Ekonomi eğitimi alanlar, bu bilim adamlarının görüşlerini, önermelerini, ekonomik düşünce tarihinin bir parçası olarak okurlar. Bunu okumalarındaki amaç kapitalizmin gelişiminde nasıl çözümler arandığını anlamalarını sağlamaktır. Çünkü tarih çalışmasının doğru yöntemi bir dönemi incelerken o dönemin koşullarını ve düşünce tarzını kavrayarak incelemektir. Bir başka deyişle bugünkü koşullar ve düşünce biçimiyle sanayi devriminde olup bitenleri anlayıp analiz etmek insanı yanlış yerlere götürür. Smith’i, Ricardo’yu, Marx’ı anlamadan sanayi devrimini anlayamayacağımız gibi, Keynes’i anlamadan iki dünya savaşı arasında kapitalizmin gelişimini ve sorunlarını da anlayamayız. Dolayısıyla iktisatçı, Smith’i ve Keynes’i çalışırken bu gözle çalışır.

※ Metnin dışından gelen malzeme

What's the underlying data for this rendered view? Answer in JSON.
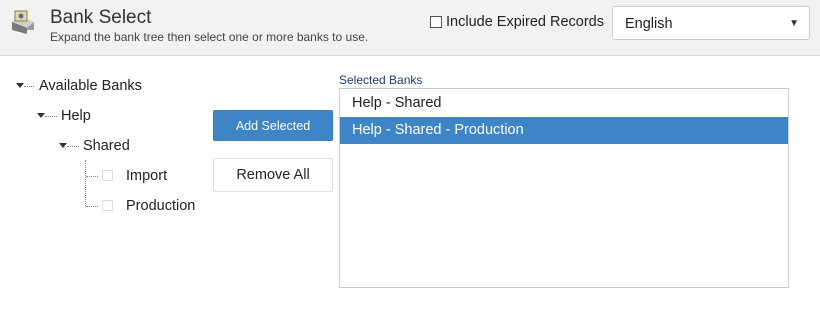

Adam Smith’in görünmez ele dayalı ekonomi teorisi artık geçerliliğini yitirmiş olsa da işbölümünün yararlarını anlamak için dönüp onun yazdıklarına bir göz atarız. Keynesin görüşlerini ne kadar aşmış olsak da likidite tuzağı yaklaşımını gözden kaçırmayız. Eğer bu yaklaşımı gözden kaçırırsak enflasyon ve faizin sıfıra yakın olduğu durumu ideal durum sanmaya devam eder ve Avrupa’nın içine düştüğü durumu bir türlü doğru analiz edemediğimiz için çelişkiler içinde kalırız.
Korkulması gereken şey Smith ve Keynes’e değil bilim dışı konulara takılıp kalmaktır.